Monday, December 1, 2014

Life As I Know It...About To Change

   
          
          Do you ever wish you could be in two places at one time or that you need to be two people to get everything done? I remember playing Tug of War in gym class, which is when there are several people at each end of a long rope pulling as hard as they can to get the other team to cross the center line over to their own side, ultimately winning the game. It's a test of strength, endurance, and a lot of determination. Many people give up pulling when their arms get tired causing their team to lose while others keep pulling until their hands are raw from the rope. This is survival of the FITTEST!
     I don't recall always being as hyper as I am now, but that probably has more to do with becoming a single mom with three small children, one who was an infant (18 years ago), and trying to DO IT ALL. I went from being a stay-home mom working part-time as a Fitness Instructor and taking some occasional classes at school, to a Full-time student in an x-ray program, training clients at 5:30am, teaching Aerobics classes after dinner, studying after the kids went to bed so I could maintain my "A" average, and then being a server every Friday and Saturday at the Meadowlands Race Track and every Sunday at Giants Stadium (now Metlife Stadium) for the Giants and Jets games.
I've been very fortunate to always have the support of a good family and true friends, but ultimately, the responsibility is mine.
     I've heard people say "That which doesn't conquer you makes you STRONGER" and I am a firm believer in that. I was very driven and determined when I was growing up. Gymnastics was my favorite thing to be doing at all times and I expected immediately to be able to do everything the gymnasts did on TV. This is a sport that requires you to start early so you have no fear of falling and getting hurt.You gain strength, flexibility, grace,  and the ability to fall over and over again and be able to just get right back up and keep going (a skill that has come in very handy as an adult!).  My first heartbreak was when I was about 12 years old and realized that I started too late to ever be good enough to be in the Olympics. My life today is very similar and one of what I call "Mental Gymnastics".

   
     So now my oldest son is in the U S Air Force full-time, my daughter finished Parisian Beauty Academy and is a makeup artist, and my youngest son just finished high school and is going into the US Air Force Reserves to be a Boom Operator, so maybe things will be calming down for me....yeah right!!! Maybe it's a touch of OCD but it's a good thing I am hyper or I'd never be able to work at the hospital, teach classes or workout, train clients, go to Times Square to be the Naked Cowgirl (in my "spare time"), cook for my son, clean my house, check emails, write an occasional blog....oh yeah, and have a social life! I've just gotten better over the years at "multitasking" and have a tendency to take on more projects than I have time in a day to complete. 

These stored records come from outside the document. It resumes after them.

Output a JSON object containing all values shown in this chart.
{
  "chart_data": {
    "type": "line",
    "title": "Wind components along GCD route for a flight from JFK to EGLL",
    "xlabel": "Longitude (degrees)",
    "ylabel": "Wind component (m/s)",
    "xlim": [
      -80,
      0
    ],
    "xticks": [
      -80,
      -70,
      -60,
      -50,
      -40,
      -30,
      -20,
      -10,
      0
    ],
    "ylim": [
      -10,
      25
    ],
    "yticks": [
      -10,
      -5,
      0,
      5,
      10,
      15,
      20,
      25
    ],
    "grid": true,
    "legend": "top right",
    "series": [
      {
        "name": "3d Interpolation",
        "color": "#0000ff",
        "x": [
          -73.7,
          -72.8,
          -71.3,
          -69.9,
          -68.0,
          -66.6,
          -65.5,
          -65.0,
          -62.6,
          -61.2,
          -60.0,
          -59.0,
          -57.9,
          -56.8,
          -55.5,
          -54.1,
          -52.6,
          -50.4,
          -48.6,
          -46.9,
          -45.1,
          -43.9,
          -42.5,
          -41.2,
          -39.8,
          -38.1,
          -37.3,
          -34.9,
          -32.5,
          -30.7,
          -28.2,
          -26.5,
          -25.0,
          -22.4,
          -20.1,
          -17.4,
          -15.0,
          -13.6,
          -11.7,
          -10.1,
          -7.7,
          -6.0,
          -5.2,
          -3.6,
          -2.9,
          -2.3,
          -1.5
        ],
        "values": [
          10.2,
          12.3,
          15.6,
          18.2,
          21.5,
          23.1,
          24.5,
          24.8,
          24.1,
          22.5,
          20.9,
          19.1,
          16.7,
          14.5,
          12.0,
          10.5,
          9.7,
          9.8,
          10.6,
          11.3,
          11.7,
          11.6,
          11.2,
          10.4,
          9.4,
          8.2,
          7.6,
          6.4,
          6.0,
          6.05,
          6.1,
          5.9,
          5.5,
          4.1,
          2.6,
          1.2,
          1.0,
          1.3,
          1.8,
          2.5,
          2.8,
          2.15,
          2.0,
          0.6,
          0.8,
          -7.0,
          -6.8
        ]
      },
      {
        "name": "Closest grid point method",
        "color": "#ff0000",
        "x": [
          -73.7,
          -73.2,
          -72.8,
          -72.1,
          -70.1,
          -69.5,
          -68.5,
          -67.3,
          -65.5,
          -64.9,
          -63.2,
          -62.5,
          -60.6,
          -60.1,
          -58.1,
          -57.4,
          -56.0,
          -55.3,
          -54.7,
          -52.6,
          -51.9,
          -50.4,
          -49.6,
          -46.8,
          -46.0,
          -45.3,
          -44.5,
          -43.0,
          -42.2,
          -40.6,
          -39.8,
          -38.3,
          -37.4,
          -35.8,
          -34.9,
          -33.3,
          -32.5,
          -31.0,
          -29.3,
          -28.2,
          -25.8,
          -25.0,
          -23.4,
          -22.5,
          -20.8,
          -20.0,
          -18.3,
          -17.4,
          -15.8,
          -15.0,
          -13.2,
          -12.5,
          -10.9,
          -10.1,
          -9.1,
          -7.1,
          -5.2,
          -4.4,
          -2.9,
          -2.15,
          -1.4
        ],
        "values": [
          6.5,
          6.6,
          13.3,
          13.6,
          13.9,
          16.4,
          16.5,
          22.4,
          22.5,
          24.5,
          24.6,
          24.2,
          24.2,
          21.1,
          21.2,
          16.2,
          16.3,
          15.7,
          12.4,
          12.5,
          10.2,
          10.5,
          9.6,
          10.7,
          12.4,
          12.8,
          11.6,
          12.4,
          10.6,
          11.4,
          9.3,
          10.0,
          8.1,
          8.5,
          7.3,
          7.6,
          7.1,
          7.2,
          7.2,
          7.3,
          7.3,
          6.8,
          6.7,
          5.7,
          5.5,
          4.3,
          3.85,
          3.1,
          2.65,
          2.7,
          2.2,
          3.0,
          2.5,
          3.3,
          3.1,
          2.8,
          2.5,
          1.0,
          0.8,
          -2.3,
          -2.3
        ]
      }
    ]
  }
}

     Some times I really wish there were two of me, someone just like me to help me finish my tasks for the day...but don't we all! I know a cleaning service, a publicist, and personal assistant would definitely help, but until then....keep the coffee coming! It will be interesting to see what the next chapters of my life will bring now that the kids are mostly grown up, both sons out of the house for the most part, and my house being just a female house for the first time with just my daughter, with the exception of my dog Willie who is definitely an Alpha male. I guess this is a good time to reinvent myself, find that peaceful place within, and be open to unlimited possibilities!